OCTOBER 21, 1946
HYDE PARK, Sunday—Friday night I saw the first play that I have been to for months, and I thoroughly enjoyed it. Jose Ferrer is a good Cyrano de Bergerac, and the whole cast supports him well. I think the staging done by Melchor G. Ferrer is charming; and while Brian Hooker's version of Rostand's play can never have for me quite the charm of the French words, still it is a remarkably good translation.
I had rather dreaded going because, in my student days, I had seen Coquelin do the part in Paris. It made an unforgettable impression upon me, and when I have heard of other people doing the part I have always refrained from going. My guests that night were anxious to see this revival of Cyrano, however, and I am not sorry that I went.
Curious how seeing again a play of this kind will take you back to what has always seemed to me the very greatest days of the theatre. I was telling some of my children not long ago that I could remember Duse in La Dame aux Camelias! One of my greatest thrills as a youngster was being taken backstage to meet her after the play. I was so young, the play probably had little meaning for me; but the impact of her charm and personality has never faded.
I can remember Sarah Bernhardt when she was at her height in Paris. I can remember Mounet–Sully in Oedipus Rex when he was going blind and the whole audience at the Comedie Francaise rose to cheer him at the end of his performance. I was in the top gallery, which seemed to make more noise than any other part of the theater, and I had never seen an audience demonstrate so enthusiastically.
Perhaps it is the rosy glasses of youth that make you feel sometimes that those were the greatest days of the theatre, and that we have few actors today who can stand on an equal basis with those earlier performers. Katharine Cornell is the greatest of the American actresses I know today—at least, I have been more deeply stirred by her than by any of the others. We have many competent, charming, gifted men and women on the stage, and I owe many of them a deep debt of gratitude for the hours of interest and pleasure which they have given me. But possibly they, too, if they were old enough, would agree that the names I have mentioned will stand out in theatrical history.

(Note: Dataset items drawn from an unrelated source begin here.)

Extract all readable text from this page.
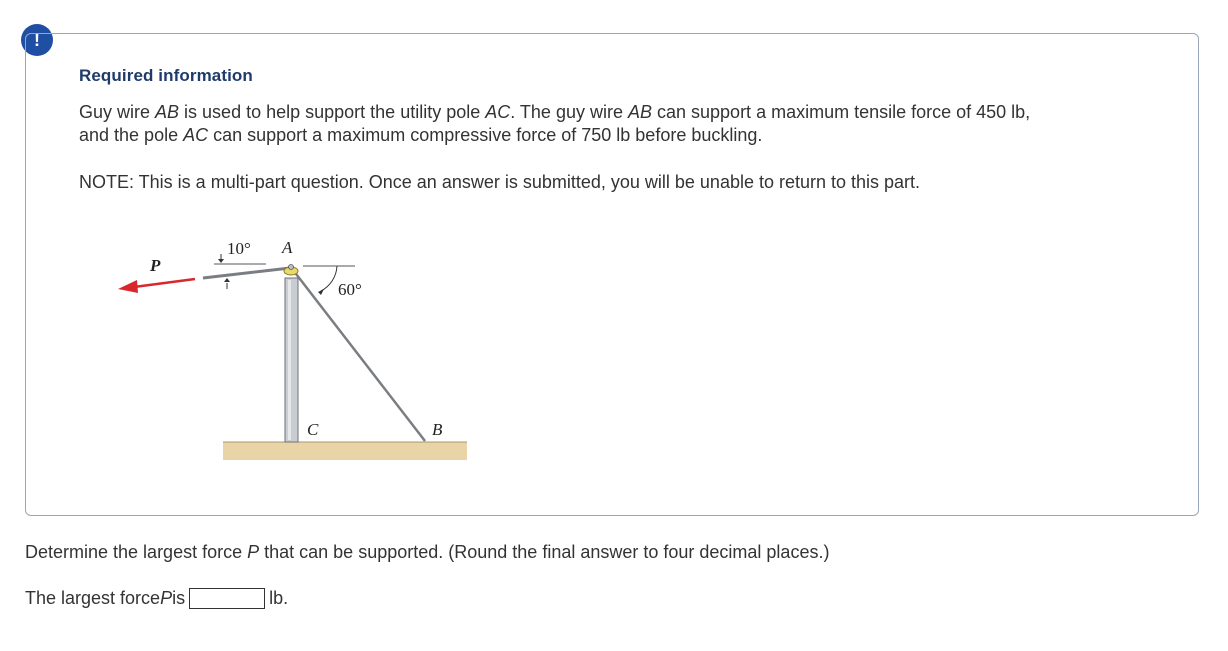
!
Required information
Guy wire AB is used to help support the utility pole AC. The guy wire AB can support a maximum tensile force of 450 lb,
and the pole AC can support a maximum compressive force of 750 lb before buckling.
NOTE: This is a multi-part question. Once an answer is submitted, you will be unable to return to this part.
P
10° A
60°
C	B
Determine the largest force P that can be supported. (Round the final answer to four decimal places.)
The largest force P is	lb.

The great movie actors and actresses never seem to me to have the same opportunity for expression that the actors and actresses in a real play have. The director comes between you and the personality of those who appear on the screen. No matter how able he is, he can never produce the effect achieved by the actor who is actually living a part and putting it across the footlights to you in the audience. My own criterion of success has always been the ability to make the audience live the play while the curtain is up.